Rutgers: $73 million
Iowa: $42 million
Minnesota: $18.3 million
MSU: $15.4 million
Nebraska: $12.1 million
Purdue: $8 million
Illinois: $3.2 million

One problem looking at just this one number is that it is not totally straightforward because each school's accounting method is unique and can generate wildly different deficit numbers. Iowa cut sports this past year so you could be suspicious that they had a motive to make their deficit number look worse, but it is hard to tell without being able to do a deeper dive into each ADs numbers and standardizing the accounting.

NRK

January 31st, 2022 at 11:02 AM ^

This is the COVID impact year, not this most recent season. For some helpful context:

  • The reported deficit was ~$47 Million for the 2021 fiscal year, which ended June 30, 2021 (e.g., in short this does not count the '21 football season).
  • During this fiscal year/time period UM had ~ $54,000 in ticket sales. The year before (2020 fiscal year) it had $57 million.
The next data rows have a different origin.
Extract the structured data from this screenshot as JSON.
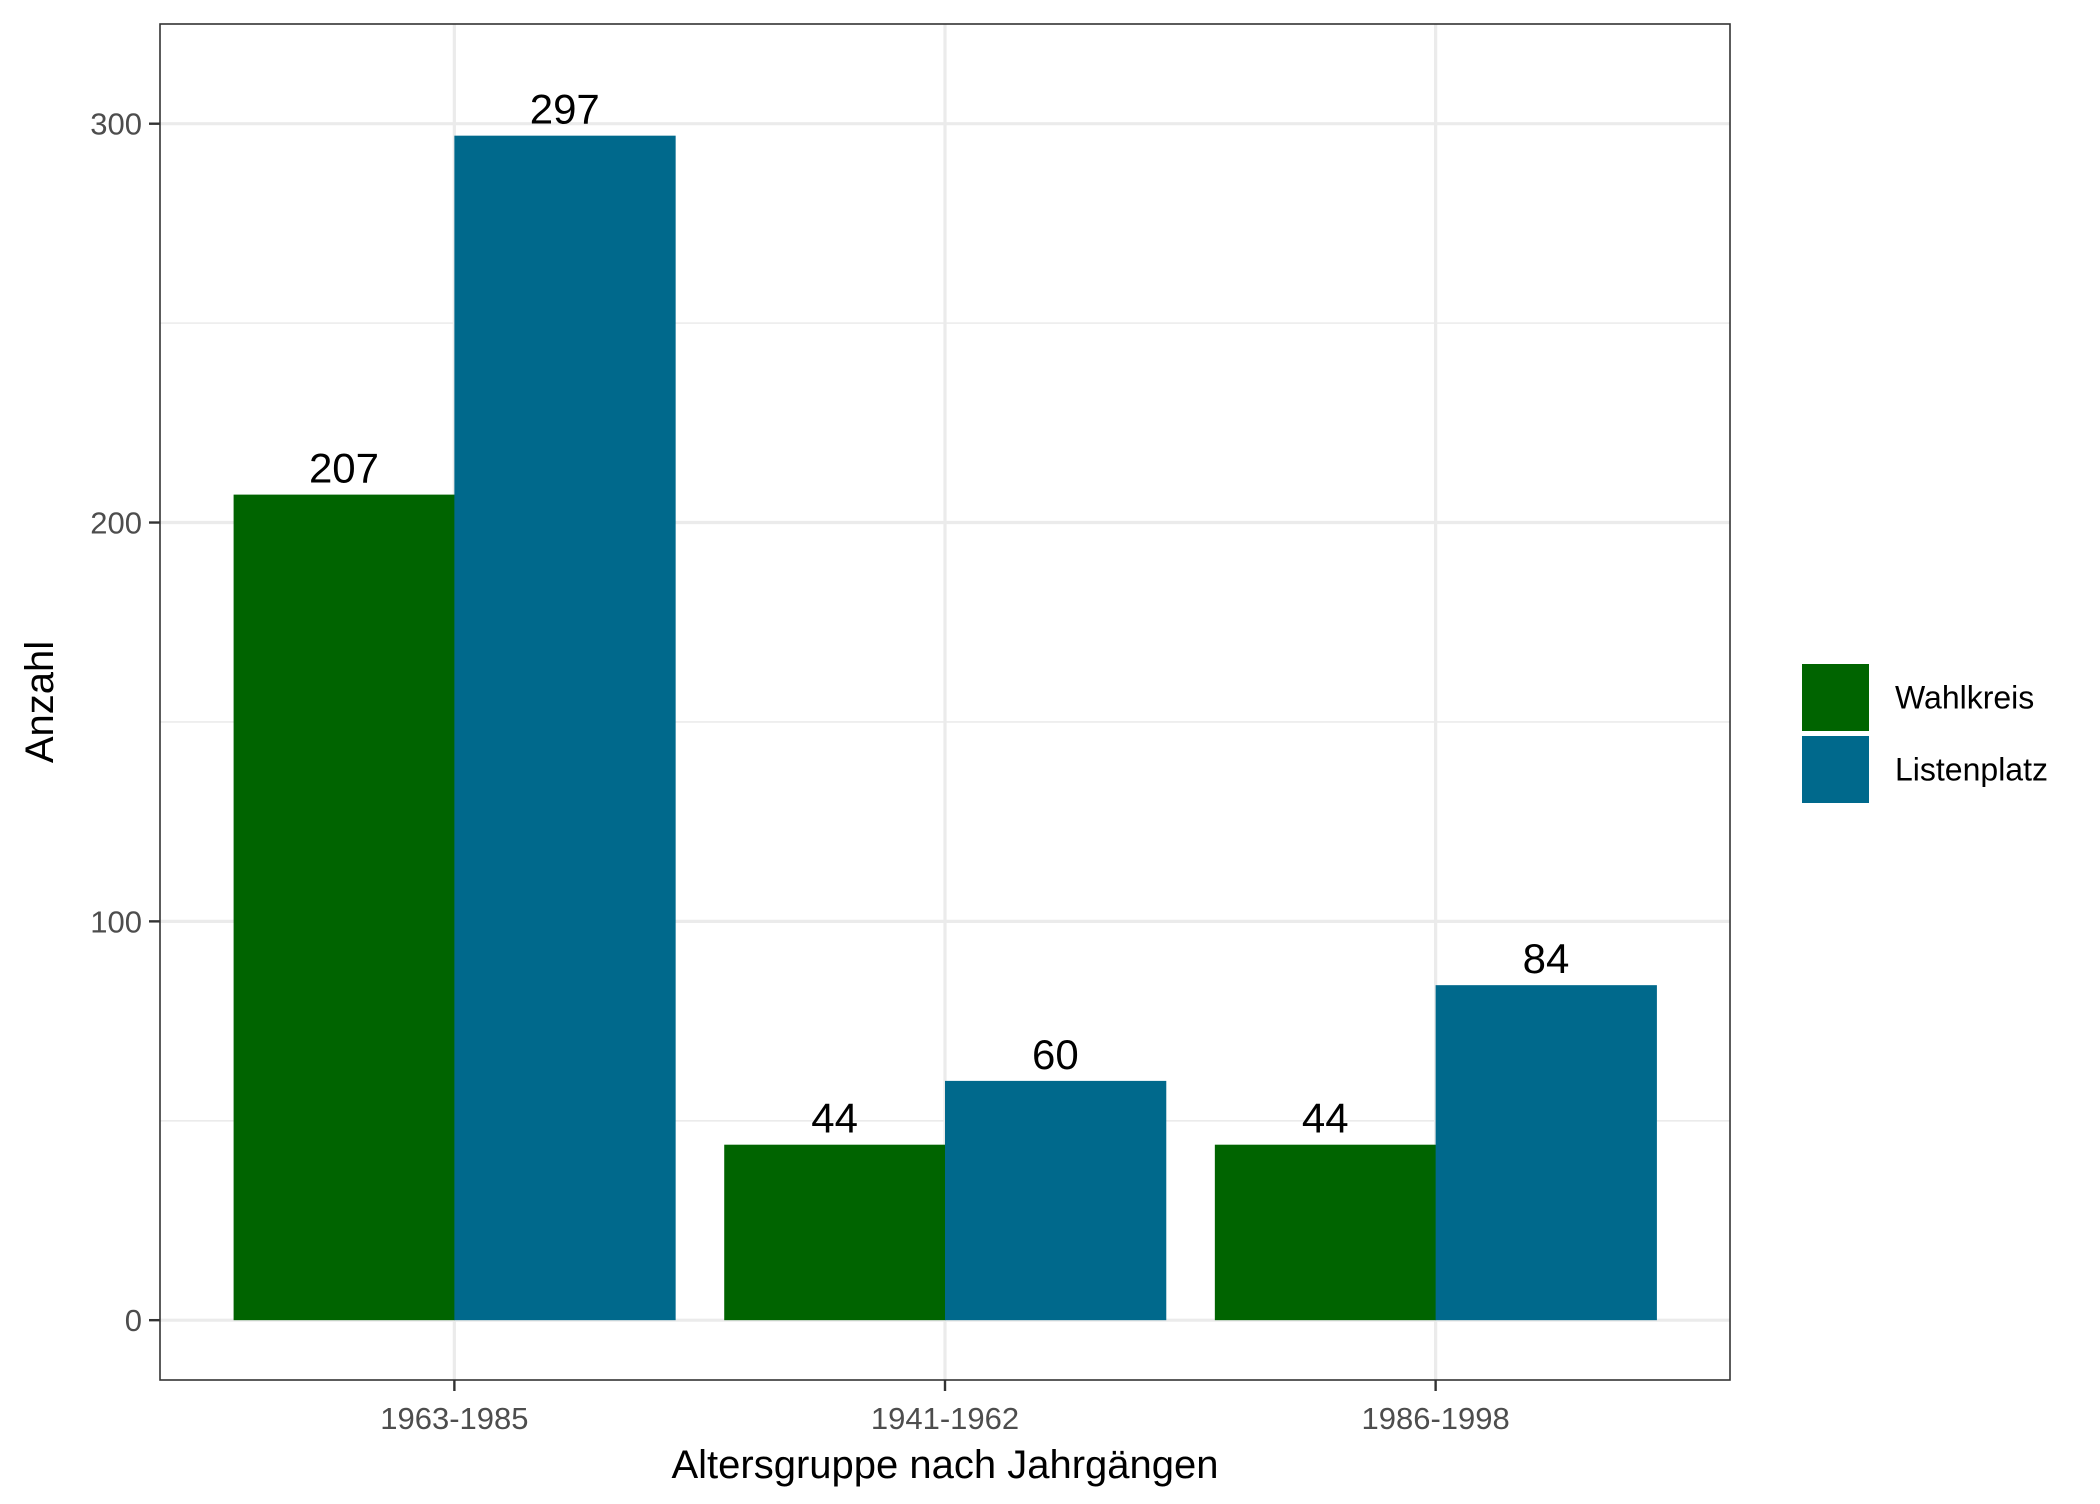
{
  "chart_data": {
    "type": "bar",
    "title": "",
    "xlabel": "Altersgruppe nach Jahrgängen",
    "ylabel": "Anzahl",
    "categories": [
      "1963-1985",
      "1941-1962",
      "1986-1998"
    ],
    "series": [
      {
        "name": "Wahlkreis",
        "values": [
          207,
          44,
          44
        ],
        "color": "#006400"
      },
      {
        "name": "Listenplatz",
        "values": [
          297,
          60,
          84
        ],
        "color": "#00698C"
      }
    ],
    "ylim": [
      -15,
      325
    ],
    "y_ticks": [
      0,
      100,
      200,
      300
    ],
    "grid": true,
    "legend_position": "right",
    "data_labels": true,
    "colors": {
      "panel_border": "#333333",
      "grid": "#EBEBEB",
      "tick_text": "#4D4D4D",
      "label_text": "#000000"
    }
  }
}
Yes, that's the a decrease from $57M to $54k and basically this is all about not having fans in the stands during the '20 season.
  • Donations also dropped between 2020 fiscal and 2021 fiscal, from $32M to $13M. Again, that's a drop from year-ending June 30, 2020 (with a big pre-pandemic window) until June 30, 2021 year, which covered the pandemic. People were either worried about the economy tanking or buying stock on the cheap when the drop happened. 
  • For the fiscal year 2021, football only lost $330,000. Despite having a drop in ticket sales of about $57 million.
  • Earlier statements/estimates in October 2020 put the project deficit at between $80M - $100M. So this came in under that. 

TL; DR: This is the impact of COVID on the 2020 football season with no fans and less games. File it, move on.